日本に比べ、随分と細長い列車であった。マドリッドの地下鉄は1919年に開業し、90周年を迎えたとのことであった。私が乗ったのは4号線であった。マドリッドの地下鉄は、1回乗車券の場合、改札を出るまではどこまで乗車しても1ユーロとのことである。この日は土曜日ということもあり車内は空いていた。30分ほどで終着駅のアルグエリェス(Arguelles)駅に到着した。マドリッドの地下鉄は危険だと言われているが、今回に限ってはそうではなさそうであった。(でも油断は禁物です) 時刻は21:30を過ぎていた。

 

 

 

 

 改札を出て地上に上がり、ユースに荷物(ヘルメット、グローブ等)を置いて、夜の街に繰り出すことにした。今日はスペイン最後の夜なので、マドリッドの夜の雰囲気を堪能しようとした。ユースからスペイン広場や工事中のスペインビルの前を通り過ぎ、グラン・ビア通りを練り歩いた。グラン・ビア通りは20世紀はじめに古い街を区画整理して誕生した通りで、言われてみればニューヨークっぽい感じがした。通りの両側はホテル・レストランや劇場が軒を連ねていた。通りを少し外れると、即席のスケート場や夜店が開設されていた。もう少し歩くと、中華街のような所にたどり着いた。漢字の屋号を掲げたレストランがあったり、商店の窓から孫文の肖像画が見えていたりなと一種独特の一角であった。

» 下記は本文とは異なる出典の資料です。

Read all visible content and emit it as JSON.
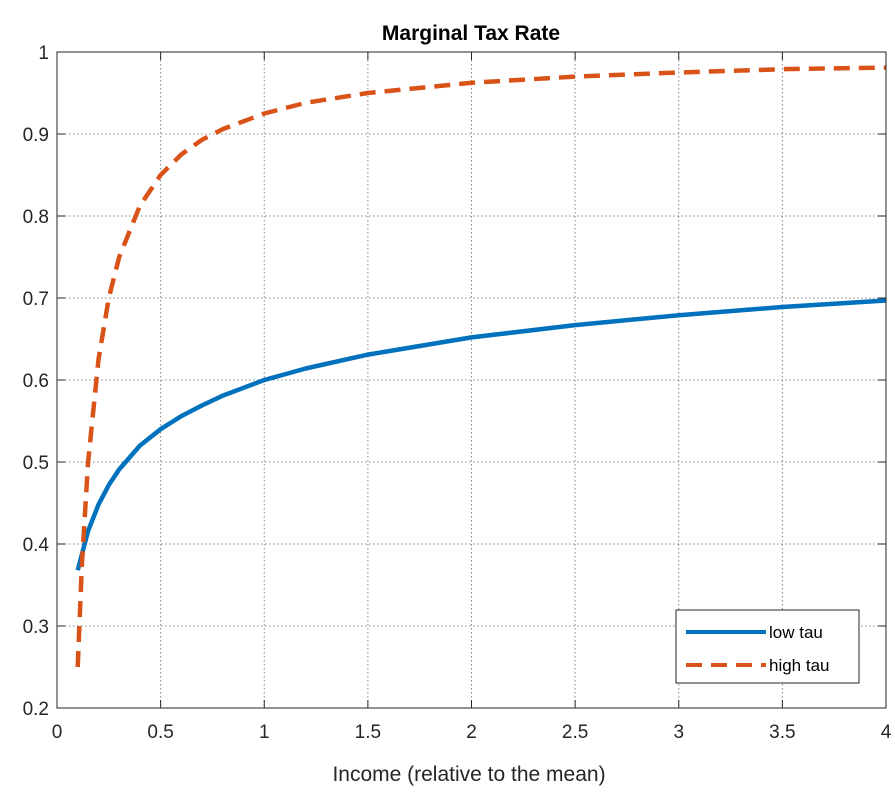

 空腹となったので、食事を取ることにした。スペイン最後の夜はやはりバルということで、グラン・ビア通りに面したバルに入った。(Don Jamon) カウンターに陣取り、メニューの中からタパスのセット+ビール(10.3ユーロ)を注文した。出てきたタパスをつまみながらあおる一杯は格別なものであった。満足したところで店を出たときには23:30になろうとしていた。名残惜しかったが、明日の飛行機に乗り遅れてはいけないので、ユースに戻った。部屋に入るとベッドの2階の人がすでに就寝していた。私も明日に備え0:00頃には就寝した。